A baby's very first poo, known as the meconium, is not something most people want to look at too closely.
This dark green, tar-like substance contains swallowed amniotic fluid, skin cells, and fine hairs from a life in the womb. At a microscopic level, the meconium also holds the starting material for our developing microbiome and our immune system.
If a rich and balanced mix of molecules isn't found in this initial stool, researchers now think it could stunt the colonization of good bacteria in our gut, putting us at risk of developing allergies, like asthma or eczema, later in life.
Researchers analyzed 100 meconium samples taken as part of the CHILD Cohort Study, a much larger, ongoing longitudinal research project about child health. They then compared those representative samples to allergy tests performed on the infants at one year of age.
The results showed that infants who had developed allergic sensitization by that point had less diverse metabolites in their first poo.
"We found that the reduced diversity was mainly detected in the number of different amino acids, vitamins, and plant compounds," explains Charisse Petersen, who studies the early microbiome at The University of British Columbia in Canada.
These clusters of molecules are known to feed the growing microbiome, which begins to form when a child enters the world and microbes begin colonizing their gut. The presence of these new invaders also allows the immune system to learn what actually poses a danger.
"The new microbes are tolerated and allowed to colonize us, and they, in turn, teach our immune cells not to overreact to benign signals," says Petersen.
"Unfortunately, we think that some babies are not being colonized with enough of these beneficial bacteria to train their immune cells."

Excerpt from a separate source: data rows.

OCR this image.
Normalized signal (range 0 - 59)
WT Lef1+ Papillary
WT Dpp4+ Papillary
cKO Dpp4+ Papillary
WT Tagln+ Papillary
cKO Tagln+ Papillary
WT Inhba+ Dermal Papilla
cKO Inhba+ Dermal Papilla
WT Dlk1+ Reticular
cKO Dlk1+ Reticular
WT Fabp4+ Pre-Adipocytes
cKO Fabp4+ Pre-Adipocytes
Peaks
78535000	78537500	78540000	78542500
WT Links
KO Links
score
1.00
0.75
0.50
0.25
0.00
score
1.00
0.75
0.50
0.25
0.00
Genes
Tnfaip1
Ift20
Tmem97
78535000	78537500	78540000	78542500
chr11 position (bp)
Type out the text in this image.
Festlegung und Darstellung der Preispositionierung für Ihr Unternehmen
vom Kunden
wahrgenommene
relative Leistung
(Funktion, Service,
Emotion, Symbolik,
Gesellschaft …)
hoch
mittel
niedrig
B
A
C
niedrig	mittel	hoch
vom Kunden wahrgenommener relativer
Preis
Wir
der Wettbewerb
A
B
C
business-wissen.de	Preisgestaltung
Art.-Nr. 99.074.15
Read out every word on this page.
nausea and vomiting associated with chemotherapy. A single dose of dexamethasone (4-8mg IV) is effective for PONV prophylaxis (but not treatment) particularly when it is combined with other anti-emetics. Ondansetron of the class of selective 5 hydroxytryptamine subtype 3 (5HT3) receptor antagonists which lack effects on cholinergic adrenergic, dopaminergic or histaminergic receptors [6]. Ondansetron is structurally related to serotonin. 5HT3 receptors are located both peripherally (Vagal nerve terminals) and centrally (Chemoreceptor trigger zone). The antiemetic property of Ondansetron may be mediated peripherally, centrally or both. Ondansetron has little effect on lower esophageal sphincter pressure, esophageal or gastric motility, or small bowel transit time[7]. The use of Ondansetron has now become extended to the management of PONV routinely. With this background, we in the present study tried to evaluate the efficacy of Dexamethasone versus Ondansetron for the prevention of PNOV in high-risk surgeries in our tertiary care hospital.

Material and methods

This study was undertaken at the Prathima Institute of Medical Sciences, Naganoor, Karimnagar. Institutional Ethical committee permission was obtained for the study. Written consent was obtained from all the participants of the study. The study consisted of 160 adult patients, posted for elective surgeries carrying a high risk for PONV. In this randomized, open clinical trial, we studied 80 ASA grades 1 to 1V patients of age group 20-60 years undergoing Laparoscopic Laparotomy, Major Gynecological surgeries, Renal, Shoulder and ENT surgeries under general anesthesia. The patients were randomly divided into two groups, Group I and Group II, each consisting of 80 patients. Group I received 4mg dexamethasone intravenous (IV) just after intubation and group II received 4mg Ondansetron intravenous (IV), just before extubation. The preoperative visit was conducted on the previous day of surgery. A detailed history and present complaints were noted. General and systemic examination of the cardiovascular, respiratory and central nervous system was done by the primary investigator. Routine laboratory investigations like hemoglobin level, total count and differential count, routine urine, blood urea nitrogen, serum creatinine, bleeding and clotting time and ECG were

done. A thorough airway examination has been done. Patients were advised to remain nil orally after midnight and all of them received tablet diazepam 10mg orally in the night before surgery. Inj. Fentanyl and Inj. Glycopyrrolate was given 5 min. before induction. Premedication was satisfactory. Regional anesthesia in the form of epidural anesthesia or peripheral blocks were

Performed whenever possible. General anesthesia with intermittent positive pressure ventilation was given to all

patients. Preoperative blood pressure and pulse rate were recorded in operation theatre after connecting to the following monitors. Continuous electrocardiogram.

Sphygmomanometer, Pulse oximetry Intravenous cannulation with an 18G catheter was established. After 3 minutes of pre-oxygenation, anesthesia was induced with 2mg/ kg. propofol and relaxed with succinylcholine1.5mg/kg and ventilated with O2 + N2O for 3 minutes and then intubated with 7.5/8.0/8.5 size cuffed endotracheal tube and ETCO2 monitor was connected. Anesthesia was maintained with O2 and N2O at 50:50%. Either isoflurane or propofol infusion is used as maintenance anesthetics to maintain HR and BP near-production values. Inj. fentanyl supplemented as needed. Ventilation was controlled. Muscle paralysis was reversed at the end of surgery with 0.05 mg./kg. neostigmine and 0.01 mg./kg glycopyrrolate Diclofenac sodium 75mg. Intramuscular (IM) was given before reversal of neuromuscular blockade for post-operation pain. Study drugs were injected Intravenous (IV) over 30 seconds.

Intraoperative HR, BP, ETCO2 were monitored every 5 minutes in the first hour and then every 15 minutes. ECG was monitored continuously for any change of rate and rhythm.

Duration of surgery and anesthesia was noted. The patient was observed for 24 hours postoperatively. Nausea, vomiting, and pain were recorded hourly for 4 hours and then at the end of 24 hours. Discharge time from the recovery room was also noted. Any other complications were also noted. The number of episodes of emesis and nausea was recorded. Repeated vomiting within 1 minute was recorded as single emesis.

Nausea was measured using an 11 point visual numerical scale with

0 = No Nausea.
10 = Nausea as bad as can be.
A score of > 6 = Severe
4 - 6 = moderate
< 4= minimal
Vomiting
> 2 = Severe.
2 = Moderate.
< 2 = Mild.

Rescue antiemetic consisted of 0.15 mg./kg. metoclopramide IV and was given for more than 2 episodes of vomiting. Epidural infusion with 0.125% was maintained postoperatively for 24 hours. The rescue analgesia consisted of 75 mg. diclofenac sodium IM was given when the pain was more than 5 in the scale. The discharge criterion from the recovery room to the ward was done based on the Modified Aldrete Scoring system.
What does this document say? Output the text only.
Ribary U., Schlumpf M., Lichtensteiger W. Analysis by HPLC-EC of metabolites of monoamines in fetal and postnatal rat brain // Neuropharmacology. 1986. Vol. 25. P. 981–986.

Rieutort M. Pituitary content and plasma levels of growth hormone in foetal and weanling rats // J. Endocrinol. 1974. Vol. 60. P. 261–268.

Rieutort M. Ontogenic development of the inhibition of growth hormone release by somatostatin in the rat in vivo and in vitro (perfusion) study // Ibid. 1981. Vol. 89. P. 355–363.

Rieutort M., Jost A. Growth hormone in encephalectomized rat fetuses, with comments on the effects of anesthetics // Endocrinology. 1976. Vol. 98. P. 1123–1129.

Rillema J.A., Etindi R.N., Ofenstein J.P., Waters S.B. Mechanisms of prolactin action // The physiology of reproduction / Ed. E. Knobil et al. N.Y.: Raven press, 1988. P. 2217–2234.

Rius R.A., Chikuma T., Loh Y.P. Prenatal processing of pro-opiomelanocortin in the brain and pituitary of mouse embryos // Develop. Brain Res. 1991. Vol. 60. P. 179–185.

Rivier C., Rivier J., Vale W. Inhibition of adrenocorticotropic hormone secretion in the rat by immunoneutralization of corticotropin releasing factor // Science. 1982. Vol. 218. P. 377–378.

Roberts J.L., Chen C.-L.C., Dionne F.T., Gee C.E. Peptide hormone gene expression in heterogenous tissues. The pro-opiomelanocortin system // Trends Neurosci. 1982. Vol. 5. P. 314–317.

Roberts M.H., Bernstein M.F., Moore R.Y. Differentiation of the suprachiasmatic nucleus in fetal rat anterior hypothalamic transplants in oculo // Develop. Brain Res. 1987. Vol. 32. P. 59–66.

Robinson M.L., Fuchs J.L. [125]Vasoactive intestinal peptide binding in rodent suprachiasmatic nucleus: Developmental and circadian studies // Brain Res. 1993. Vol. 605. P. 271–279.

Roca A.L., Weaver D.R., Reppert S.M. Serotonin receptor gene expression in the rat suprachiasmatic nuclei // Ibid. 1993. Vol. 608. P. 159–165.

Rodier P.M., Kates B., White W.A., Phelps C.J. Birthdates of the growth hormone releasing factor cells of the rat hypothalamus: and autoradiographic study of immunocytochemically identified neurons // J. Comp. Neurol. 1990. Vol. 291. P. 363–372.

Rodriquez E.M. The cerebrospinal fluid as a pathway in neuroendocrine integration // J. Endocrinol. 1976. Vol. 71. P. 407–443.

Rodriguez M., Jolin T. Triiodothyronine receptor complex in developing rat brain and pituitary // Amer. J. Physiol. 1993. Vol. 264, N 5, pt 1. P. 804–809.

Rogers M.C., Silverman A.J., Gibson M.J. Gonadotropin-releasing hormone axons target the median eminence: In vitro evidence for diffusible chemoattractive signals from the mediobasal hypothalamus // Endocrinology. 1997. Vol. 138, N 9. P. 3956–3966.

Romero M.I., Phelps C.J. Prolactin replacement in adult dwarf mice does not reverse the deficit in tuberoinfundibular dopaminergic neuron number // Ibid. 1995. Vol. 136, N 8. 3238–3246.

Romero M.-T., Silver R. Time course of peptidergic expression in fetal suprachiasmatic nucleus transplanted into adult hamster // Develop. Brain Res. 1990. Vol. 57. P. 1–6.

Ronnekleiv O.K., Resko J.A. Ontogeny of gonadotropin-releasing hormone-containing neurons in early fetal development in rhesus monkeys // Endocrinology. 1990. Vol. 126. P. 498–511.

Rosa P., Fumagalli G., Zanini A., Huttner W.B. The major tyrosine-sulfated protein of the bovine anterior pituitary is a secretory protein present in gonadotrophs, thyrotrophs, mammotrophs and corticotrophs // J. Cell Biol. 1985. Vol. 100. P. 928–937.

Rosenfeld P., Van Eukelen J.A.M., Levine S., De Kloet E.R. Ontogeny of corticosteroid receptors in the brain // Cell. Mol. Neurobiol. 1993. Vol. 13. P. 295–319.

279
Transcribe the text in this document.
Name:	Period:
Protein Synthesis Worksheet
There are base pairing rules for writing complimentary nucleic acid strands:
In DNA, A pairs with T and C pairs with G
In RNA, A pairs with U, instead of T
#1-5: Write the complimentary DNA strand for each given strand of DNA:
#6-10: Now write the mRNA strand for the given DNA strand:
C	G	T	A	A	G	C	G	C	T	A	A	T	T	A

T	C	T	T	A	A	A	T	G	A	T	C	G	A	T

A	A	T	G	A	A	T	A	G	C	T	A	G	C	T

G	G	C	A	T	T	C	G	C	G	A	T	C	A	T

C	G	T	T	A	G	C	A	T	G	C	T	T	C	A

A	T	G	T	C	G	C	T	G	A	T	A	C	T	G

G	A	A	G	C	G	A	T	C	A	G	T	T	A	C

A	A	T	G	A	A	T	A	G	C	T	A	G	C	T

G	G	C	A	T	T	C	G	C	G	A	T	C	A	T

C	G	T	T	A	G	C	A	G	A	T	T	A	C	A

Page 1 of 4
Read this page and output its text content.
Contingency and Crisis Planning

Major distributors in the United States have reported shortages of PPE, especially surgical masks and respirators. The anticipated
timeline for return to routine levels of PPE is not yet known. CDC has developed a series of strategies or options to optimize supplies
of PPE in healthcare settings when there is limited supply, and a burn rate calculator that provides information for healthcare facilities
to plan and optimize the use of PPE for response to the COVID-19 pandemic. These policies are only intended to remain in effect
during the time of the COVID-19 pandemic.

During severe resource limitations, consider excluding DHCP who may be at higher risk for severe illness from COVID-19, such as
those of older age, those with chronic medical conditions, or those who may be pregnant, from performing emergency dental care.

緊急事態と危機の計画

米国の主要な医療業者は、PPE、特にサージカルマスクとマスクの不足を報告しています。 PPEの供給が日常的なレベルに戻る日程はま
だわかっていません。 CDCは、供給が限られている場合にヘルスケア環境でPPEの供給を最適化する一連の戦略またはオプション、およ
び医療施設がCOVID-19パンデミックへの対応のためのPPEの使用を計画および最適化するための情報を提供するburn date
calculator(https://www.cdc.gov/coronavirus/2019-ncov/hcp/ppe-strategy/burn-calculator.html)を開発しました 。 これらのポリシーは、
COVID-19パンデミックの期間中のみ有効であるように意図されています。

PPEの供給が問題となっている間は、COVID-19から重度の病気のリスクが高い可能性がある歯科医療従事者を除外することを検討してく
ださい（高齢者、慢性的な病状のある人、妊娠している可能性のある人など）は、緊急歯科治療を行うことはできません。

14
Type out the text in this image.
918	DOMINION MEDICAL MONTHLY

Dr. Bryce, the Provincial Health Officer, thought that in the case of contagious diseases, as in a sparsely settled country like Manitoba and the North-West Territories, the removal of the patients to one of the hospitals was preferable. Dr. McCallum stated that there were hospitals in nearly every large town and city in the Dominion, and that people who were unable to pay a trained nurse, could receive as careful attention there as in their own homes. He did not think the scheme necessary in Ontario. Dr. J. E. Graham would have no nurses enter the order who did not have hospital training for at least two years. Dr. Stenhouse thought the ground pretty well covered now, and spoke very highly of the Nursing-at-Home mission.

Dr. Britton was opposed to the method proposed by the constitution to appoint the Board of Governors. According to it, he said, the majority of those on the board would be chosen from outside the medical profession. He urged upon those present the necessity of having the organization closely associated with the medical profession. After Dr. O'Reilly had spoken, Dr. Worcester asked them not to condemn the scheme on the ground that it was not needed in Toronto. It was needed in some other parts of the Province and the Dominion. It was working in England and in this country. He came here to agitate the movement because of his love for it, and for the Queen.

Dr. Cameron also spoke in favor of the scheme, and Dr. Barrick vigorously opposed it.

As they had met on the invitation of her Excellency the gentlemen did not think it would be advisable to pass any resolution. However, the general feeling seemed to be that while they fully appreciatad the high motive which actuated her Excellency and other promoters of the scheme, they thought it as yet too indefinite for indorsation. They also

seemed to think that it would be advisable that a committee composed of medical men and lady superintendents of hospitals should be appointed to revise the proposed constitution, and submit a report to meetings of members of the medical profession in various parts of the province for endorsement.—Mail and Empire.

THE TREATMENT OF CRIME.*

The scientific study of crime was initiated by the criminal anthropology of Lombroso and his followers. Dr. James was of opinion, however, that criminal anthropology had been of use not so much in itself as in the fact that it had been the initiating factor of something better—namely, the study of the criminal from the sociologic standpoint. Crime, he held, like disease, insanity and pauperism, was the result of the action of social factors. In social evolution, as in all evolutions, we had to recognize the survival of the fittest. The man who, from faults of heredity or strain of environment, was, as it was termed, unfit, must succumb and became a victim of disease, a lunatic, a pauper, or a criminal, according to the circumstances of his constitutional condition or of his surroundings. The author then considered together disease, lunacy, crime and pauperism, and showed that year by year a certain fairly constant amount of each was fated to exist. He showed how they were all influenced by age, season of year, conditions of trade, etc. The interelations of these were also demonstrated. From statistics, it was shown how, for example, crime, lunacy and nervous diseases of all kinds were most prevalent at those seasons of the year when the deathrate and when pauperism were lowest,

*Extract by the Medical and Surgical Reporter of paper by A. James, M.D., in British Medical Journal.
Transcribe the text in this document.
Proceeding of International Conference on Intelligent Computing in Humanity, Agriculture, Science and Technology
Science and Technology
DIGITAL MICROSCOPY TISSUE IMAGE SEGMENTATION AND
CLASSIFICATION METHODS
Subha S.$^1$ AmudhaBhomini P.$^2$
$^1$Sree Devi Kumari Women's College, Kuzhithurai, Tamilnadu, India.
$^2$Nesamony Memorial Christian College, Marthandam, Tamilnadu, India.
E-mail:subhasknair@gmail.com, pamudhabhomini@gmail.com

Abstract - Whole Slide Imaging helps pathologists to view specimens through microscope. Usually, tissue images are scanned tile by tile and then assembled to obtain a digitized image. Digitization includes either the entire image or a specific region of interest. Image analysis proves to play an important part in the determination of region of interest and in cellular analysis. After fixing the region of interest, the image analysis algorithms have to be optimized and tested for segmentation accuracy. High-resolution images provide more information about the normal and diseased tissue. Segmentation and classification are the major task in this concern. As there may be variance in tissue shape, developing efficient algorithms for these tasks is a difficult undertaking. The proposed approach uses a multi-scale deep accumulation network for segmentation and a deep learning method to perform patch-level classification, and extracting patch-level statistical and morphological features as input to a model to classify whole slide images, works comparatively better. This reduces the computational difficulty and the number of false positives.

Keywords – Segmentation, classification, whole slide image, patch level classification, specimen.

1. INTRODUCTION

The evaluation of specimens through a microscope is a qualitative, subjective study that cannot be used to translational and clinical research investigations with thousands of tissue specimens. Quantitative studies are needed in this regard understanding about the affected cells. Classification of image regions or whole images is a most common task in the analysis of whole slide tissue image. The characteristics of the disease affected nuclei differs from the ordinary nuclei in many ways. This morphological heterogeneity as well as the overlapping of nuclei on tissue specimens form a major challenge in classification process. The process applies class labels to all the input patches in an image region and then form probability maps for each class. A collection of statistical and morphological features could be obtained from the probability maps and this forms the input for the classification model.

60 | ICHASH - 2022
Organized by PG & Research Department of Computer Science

The sample size is small, and further research will need to verify the results among a more diverse cohort. If the authors are right, however, it means we could feasibly start using a child's first poo to predict their risk of developing allergies.
The meconium begins forming in a fetus at just 16 weeks, which means its make-up is influenced by whatever the fetus encounters from that point on.
As such, the authors of the study decided to collect a large quantity of data from expectant parents, to see if they could figure out what might be influencing the diversity of metabolites in their child's first poo.
The team considered everything from exposure to antibiotics during pregnancy, a family history of allergies, the way the child was born (vaginally or via C-section), and a history of maternal smoking, but ultimately, none of these factors could explain their results.
If we can further identify key metabolites that are missing, we could even start providing supplements to promote a healthy immune response in newborn kids.
Some researchers have even suggested using poop transplants to rebalance the guts of babies born via C-section, although that currently remains a radical idea.
"I would like to see more mechanistic studies that try to understand precisely which metabolites are the most helpful for supporting the infant microbiota and immune system," says Petersen.
"In a perfect world, we would eventually make sure that these were included in a healthy diet or vitamin supplement during pregnancy."
Further studies have already been started to examine how diet during pregnancy might play a role.
"As a new mother myself, I was initially hesitant to put any more pressure on pregnant women or moms (we worry about so much as it is!)," says Petersen.
"But when it comes down to increasing the number of metabolites in a newborn's meconium, many pregnant women are likely already doing this without realizing it."
To improve a child's gut health, Petersen recommends avoiding unnecessary antibiotic prescriptions, allowing kids to play outdoors, reducing disinfectant use, and promoting vaginal births and breastfeeding where possible.
The study was published in Cell Reports Medicine.